The original context of the question, of course, was Berkeley’s discussion of whether something like a noise takes place if nobody is there to hear it. There’s something a bit fishy about the idea there could be a noise absolutely nobody hears, but then again, there’s perhaps something even fishier about saying no noise could happen if nobody hears it. Most of us are inclined to think the noise would happen whether perceived or not. Berkeley’s solution was to say no unheard sounds ever happen because God’s always there to hear it, even if nobody else. This was his effort to spell out the dependence of the created order on the divine in a particularly strong sense.

Whatever you think about that particular conundrum, though, consider this question: Does value exist if nobody benefits from it? Suppose someone were to argue, as the famous atheist Sam Harris does in The Moral Landscape, that the only value we can meaningfully make sense of is the value of human flourishing, or the well-being of conscious creatures, something in that vicinity. On such a view, friendships, for example, are valuable exactly and only because they enhance well-being. And friendships of course do enhance our well-being, at least good friendships, at least most of the time. But is this the locus of their value? Harris would suggest it’s downright incoherent to argue its value could reside in anything else.

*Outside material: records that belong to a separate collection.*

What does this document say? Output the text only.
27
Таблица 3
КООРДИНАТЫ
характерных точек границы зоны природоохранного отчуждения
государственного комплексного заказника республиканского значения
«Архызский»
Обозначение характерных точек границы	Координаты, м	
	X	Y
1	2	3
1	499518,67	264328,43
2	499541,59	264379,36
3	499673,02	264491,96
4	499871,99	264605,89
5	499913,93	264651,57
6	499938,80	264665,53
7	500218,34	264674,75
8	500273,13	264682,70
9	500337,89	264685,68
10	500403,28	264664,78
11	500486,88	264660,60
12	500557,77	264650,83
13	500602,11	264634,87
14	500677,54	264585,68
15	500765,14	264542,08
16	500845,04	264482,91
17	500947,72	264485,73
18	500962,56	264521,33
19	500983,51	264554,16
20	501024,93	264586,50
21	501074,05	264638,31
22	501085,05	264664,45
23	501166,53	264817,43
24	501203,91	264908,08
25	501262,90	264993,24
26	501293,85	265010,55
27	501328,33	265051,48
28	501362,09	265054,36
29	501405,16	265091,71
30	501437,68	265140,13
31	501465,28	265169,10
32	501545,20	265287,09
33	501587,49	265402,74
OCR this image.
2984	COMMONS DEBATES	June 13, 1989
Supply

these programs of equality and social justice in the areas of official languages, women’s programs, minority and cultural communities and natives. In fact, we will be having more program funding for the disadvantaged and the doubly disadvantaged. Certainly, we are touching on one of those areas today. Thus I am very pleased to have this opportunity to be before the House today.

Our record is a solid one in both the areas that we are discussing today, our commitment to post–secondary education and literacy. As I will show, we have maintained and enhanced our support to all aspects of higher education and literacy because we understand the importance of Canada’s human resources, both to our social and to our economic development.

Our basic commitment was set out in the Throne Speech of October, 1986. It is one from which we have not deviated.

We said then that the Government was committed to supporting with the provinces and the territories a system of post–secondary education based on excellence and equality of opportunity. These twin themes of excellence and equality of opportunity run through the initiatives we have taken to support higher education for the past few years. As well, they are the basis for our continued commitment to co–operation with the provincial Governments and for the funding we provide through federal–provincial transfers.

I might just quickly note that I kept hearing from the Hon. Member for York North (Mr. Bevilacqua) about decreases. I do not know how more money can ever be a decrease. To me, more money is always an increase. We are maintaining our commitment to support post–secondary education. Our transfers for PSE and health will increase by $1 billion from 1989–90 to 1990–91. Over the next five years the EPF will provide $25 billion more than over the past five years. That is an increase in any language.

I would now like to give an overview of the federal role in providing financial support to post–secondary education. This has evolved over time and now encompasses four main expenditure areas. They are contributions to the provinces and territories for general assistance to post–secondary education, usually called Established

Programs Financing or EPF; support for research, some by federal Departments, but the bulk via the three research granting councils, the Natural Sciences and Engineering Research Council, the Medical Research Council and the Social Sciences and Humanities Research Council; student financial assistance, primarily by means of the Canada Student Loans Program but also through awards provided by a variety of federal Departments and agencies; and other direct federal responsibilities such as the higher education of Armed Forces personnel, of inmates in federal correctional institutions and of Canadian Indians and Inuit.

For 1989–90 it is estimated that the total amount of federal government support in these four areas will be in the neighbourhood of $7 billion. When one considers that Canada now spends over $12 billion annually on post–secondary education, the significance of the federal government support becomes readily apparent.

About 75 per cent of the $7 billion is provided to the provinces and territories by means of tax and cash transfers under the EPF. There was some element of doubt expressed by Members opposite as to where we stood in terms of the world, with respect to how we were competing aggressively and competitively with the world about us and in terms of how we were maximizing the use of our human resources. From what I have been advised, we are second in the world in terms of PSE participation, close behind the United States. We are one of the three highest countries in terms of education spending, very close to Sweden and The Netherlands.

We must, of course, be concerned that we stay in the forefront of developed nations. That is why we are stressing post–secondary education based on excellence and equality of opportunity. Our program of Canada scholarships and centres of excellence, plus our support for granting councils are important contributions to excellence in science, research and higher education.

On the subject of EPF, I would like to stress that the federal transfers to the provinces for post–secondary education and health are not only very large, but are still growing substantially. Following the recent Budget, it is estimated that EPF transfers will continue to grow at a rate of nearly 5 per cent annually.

So what we have here is a Berkeleyan point, minus the God part, regarding value. Something’s value resides in its ability to enhance the well-being of conscious creatures, he wants to say. A falling tree in the forest only makes a sound if someone hears it. See the parallel? My question is: If we think it’s in some sense silly to insist on the latter, why isn’t it mistaken to insist on the former? In other words, why isn’t it perfectly coherent and indeed plausible to suggest that something like friendship has intrinsic value? Value, that is, apart from its consequences? That friendship produces wonderful consequences is undeniable, but does this fact alone commit us to having to say that the value of friendship resides exclusively in its benefits? Wouldn’t this be akin to saying that the only thing to say about a noise is how it’s perceived?

How about this picture instead of Harris’s? Friendship involves fellowship between two people, both of whom are valuable in and of themselves, and the fellowship between them is something of great intrinsic value and worth. It is something that is good, in some more-than-consequentialist sense. Experiencing something intrinsically good like that produces all manner of wonderful results, surely, but those results come about because the fellowship itself is a good thing. It’s not that the fellowship is a good thing merely because it produces those consequences. Friendship produces those consequences because it is beautiful and lovely in and of itself. Good things happen when we experience goodness.

If we live in a world in which the experience of great intrinsic goods inevitably produces healthy results—enhancements of our well-being or flourishing, let’s say—it’s going to be an ever-present and never entirely avoidable temptation to reduce the value of the good in question to its positive results—treating harshly any other sorts of suggestions. But the result, I think, is an emaciated caricature of reality. I think we do live in such a world, a world in which objective moral and even aesthetic values obtain, a world in which the love between a mother and her child or between friends yields the sweetest of fruit. But the enjoyment of that fruit is only possible because of a yet deeper reality: the value, dignity, and worth of the people in question, and the beauty and goodness of their loving relationships, motivated by something more than the good results those relationships produce.

I suppose, at bottom, Harris and I just have a very deep disagreement about the nature of reality. As an atheist, the good results that he notices things like friendships produce are about all he can point to as the locus of their goodness. I’m rather inclined to see those good results as a roadmap to a more ultimate source of value.